Markets and medicines

Would you try an unproven drug to treat COVID-19? The Food and Drug Administration (FDA) has understandably not approved any drug for this brand-new illness. A willingness to try suggests seriously rethinking FDA regulation of drug effectiveness.

The FDA authority to regulate new drug safety dates to the 1930s, with effectiveness regulation added in 1962. Regulation is pre-market: a company must prove safety and effectiveness to the FDA before marketing in the United States.

Doctors can prescribe drugs already on the market, which have been demonstrated safe, to a patient for any purpose. Drugs introduced for one purpose will sometimes work on other ailments. For instance, Rituxan was introduced for one type of non-Hodgkin’s lymphoma but oncologists discovered it works on many lymphomas and some cancers. Companies cannot promote any such “off-label” uses of drugs.

FDA regulation exists because many Americans fear that companies would market useless drugs to desperately ill patients. The fear makes sense. People lack the expertise to know if a medicine can deliver as promised. Doctors may not treat enough patients to judge effectiveness themselves, and drug companies may offer financial incentives for prescribing. Marketing could possibly offset research in boosting profits.

Yet economists have found otherwise. Very few drugs on the market before 1962 were ineffective. Why? Insurance companies and hospitals provide an important check. We may not remember how drug X was overhyped, but insurers will and may not pay for the manufacturer’s next drug.

One out of five U.S. prescriptions may be written off-label. As economist Alex Tabarrok notes, off-label usage further demonstrates that the market can evaluate effectiveness without the FDA.

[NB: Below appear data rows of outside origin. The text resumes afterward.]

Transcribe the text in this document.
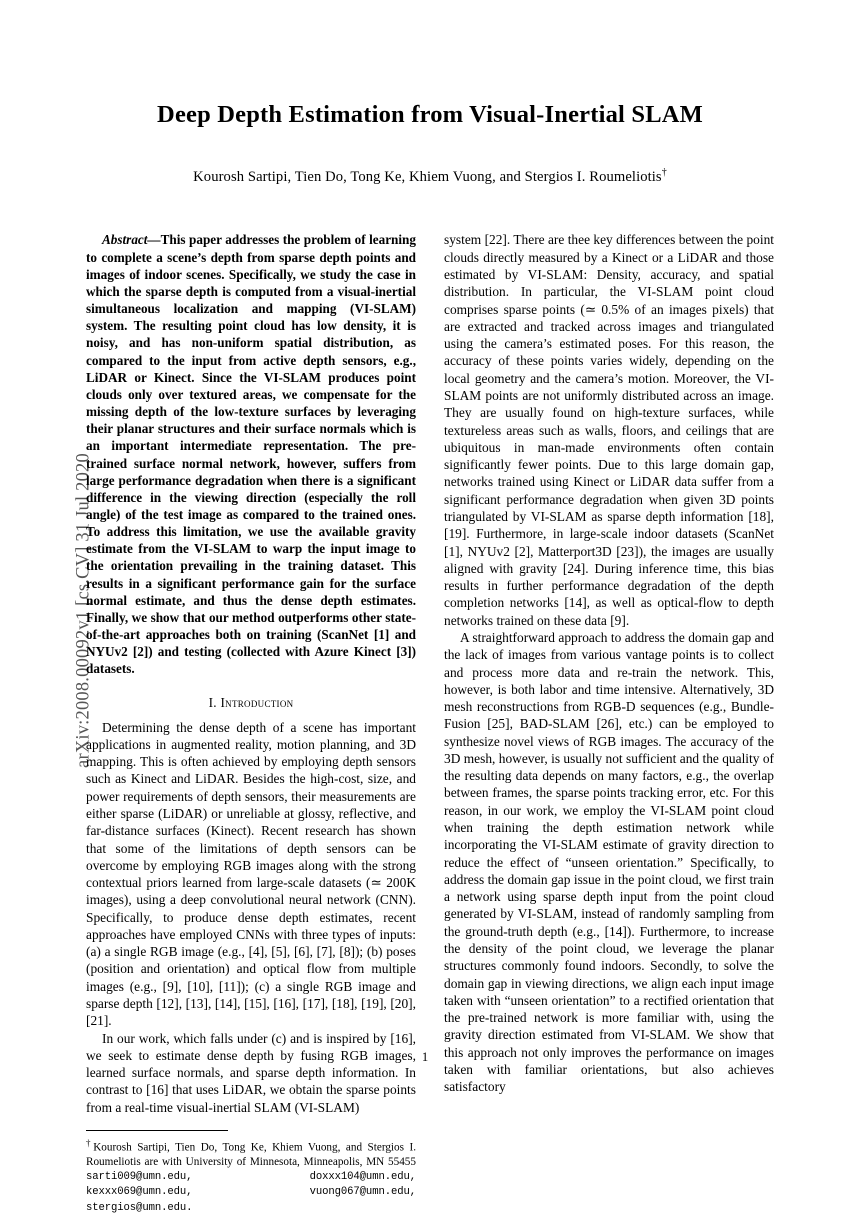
arXiv:2008.00092v1 [cs.CV] 31 Jul 2020
Deep Depth Estimation from Visual-Inertial SLAM
Kourosh Sartipi, Tien Do, Tong Ke, Khiem Vuong, and Stergios I. Roumeliotis†

Abstract—This paper addresses the problem of learning to complete a scene’s depth from sparse depth points and images of indoor scenes. Specifically, we study the case in which the sparse depth is computed from a visual-inertial simultaneous localization and mapping (VI-SLAM) system. The resulting point cloud has low density, it is noisy, and has non-uniform spatial distribution, as compared to the input from active depth sensors, e.g., LiDAR or Kinect. Since the VI-SLAM produces point clouds only over textured areas, we compensate for the missing depth of the low-texture surfaces by leveraging their planar structures and their surface normals which is an important intermediate representation. The pre-trained surface normal network, however, suffers from large performance degradation when there is a significant difference in the viewing direction (especially the roll angle) of the test image as compared to the trained ones. To address this limitation, we use the available gravity estimate from the VI-SLAM to warp the input image to the orientation prevailing in the training dataset. This results in a significant performance gain for the surface normal estimate, and thus the dense depth estimates. Finally, we show that our method outperforms other state-of-the-art approaches both on training (ScanNet [1] and NYUv2 [2]) and testing (collected with Azure Kinect [3]) datasets.

I. Introduction

Determining the dense depth of a scene has important applications in augmented reality, motion planning, and 3D mapping. This is often achieved by employing depth sensors such as Kinect and LiDAR. Besides the high-cost, size, and power requirements of depth sensors, their measurements are either sparse (LiDAR) or unreliable at glossy, reflective, and far-distance surfaces (Kinect). Recent research has shown that some of the limitations of depth sensors can be overcome by employing RGB images along with the strong contextual priors learned from large-scale datasets (≃ 200K images), using a deep convolutional neural network (CNN). Specifically, to produce dense depth estimates, recent approaches have employed CNNs with three types of inputs: (a) a single RGB image (e.g., [4], [5], [6], [7], [8]); (b) poses (position and orientation) and optical flow from multiple images (e.g., [9], [10], [11]); (c) a single RGB image and sparse depth [12], [13], [14], [15], [16], [17], [18], [19], [20], [21].

In our work, which falls under (c) and is inspired by [16], we seek to estimate dense depth by fusing RGB images, learned surface normals, and sparse depth information. In contrast to [16] that uses LiDAR, we obtain the sparse points from a real-time visual-inertial SLAM (VI-SLAM)

†Kourosh Sartipi, Tien Do, Tong Ke, Khiem Vuong, and Stergios I. Roumeliotis are with University of Minnesota, Minneapolis, MN 55455 sarti009@umn.edu, doxxx104@umn.edu, kexxx069@umn.edu, vuong067@umn.edu, stergios@umn.edu.

system [22]. There are thee key differences between the point clouds directly measured by a Kinect or a LiDAR and those estimated by VI-SLAM: Density, accuracy, and spatial distribution. In particular, the VI-SLAM point cloud comprises sparse points (≃ 0.5% of an images pixels) that are extracted and tracked across images and triangulated using the camera’s estimated poses. For this reason, the accuracy of these points varies widely, depending on the local geometry and the camera’s motion. Moreover, the VI-SLAM points are not uniformly distributed across an image. They are usually found on high-texture surfaces, while textureless areas such as walls, floors, and ceilings that are ubiquitous in man-made environments often contain significantly fewer points. Due to this large domain gap, networks trained using Kinect or LiDAR data suffer from a significant performance degradation when given 3D points triangulated by VI-SLAM as sparse depth information [18], [19]. Furthermore, in large-scale indoor datasets (ScanNet [1], NYUv2 [2], Matterport3D [23]), the images are usually aligned with gravity [24]. During inference time, this bias results in further performance degradation of the depth completion networks [14], as well as optical-flow to depth networks trained on these data [9].

A straightforward approach to address the domain gap and the lack of images from various vantage points is to collect and process more data and re-train the network. This, however, is both labor and time intensive. Alternatively, 3D mesh reconstructions from RGB-D sequences (e.g., Bundle-Fusion [25], BAD-SLAM [26], etc.) can be employed to synthesize novel views of RGB images. The accuracy of the 3D mesh, however, is usually not sufficient and the quality of the resulting data depends on many factors, e.g., the overlap between frames, the sparse points tracking error, etc. For this reason, in our work, we employ the VI-SLAM point cloud when training the depth estimation network while incorporating the VI-SLAM estimate of gravity direction to reduce the effect of “unseen orientation.” Specifically, to address the domain gap issue in the point cloud, we first train a network using sparse depth input from the point cloud generated by VI-SLAM, instead of randomly sampling from the ground-truth depth (e.g., [14]). Furthermore, to increase the density of the point cloud, we leverage the planar structures commonly found indoors. Secondly, to solve the domain gap in viewing directions, we align each input image taken with “unseen orientation” to a rectified orientation that the pre-trained network is more familiar with, using the gravity direction estimated from VI-SLAM. We show that this approach not only improves the performance on images taken with familiar orientations, but also achieves satisfactory

1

Proving effectiveness, however, is difficult and costly. Two-thirds of the $3 billion average cost of a new drug approval is spent showing effectiveness. Some “effective” drugs might only work for 20 percent of patients, making a demonstration challenging. Drugs eventually approved by the FDA are often available in Europe months earlier, demonstrating that our regulation generates unnecessary delays.

FDA regulation has slowed our response to COVID-19, beginning with tests for the virus. U.S. law charges the Centers for Disease Control with developing a test for an emergency; non-CDC tests must receive FDA approval. The FDA did not approve any others until late February and only approved the first serum anti-body test on April 3.

At least a dozen drugs are being tested for treating COVID-19. The FDA has allowed many Americans into these trials using emergency authorizations. Machine learning using the novel coronavirus’ DNA and laboratory testing identified the most promising drugs, which quickly went into testing on patients. This is part of a worldwide effort to find a treatment, not bilk desperate patients and their insurers.

FDA approval represents a major hurdle for any vaccine. We have been told that a vaccine will not be available for one or two years, but this is largely due to the FDA’s approval process. President George W. Bush planned to deploy a vaccine against a new influenza strain within six months; a swine flu vaccine was available in nine months. Advances in biomedical research have developed potential vaccines for COVID-19 in record time, with at least three already in human safety testing.

Only a safe and effective vaccine will benefit us. Nonetheless, an expedited approval process could still yield results. One innovative proposal involves intentionally exposing immunized subjects to the novel coronavirus in “human challenge” testing, speeding up the process significantly. The candidate vaccines may not work, but any delay of an effective vaccine due to bureaucratic paperwork should be intolerable.

COVID-19 starkly highlights two competing worldviews among economists and policymakers. One sees the pursuit of profit imperiling people unless checked by government regulation. The other believes that businesses earn profits over time by benefitting customers. The former view drives FDA regulation. If we trust doctors in treating COVID-19, we should reexamine the case for FDA effectiveness regulation.

Daniel Sutter is the Charles G. Koch Professor of Economics with the Manuel H. Johnson Center for Political Economy at Troy University and host of Econversations on TrojanVision. The opinions expressed in this column are the author’s and do not necessarily reflect the views of Troy University.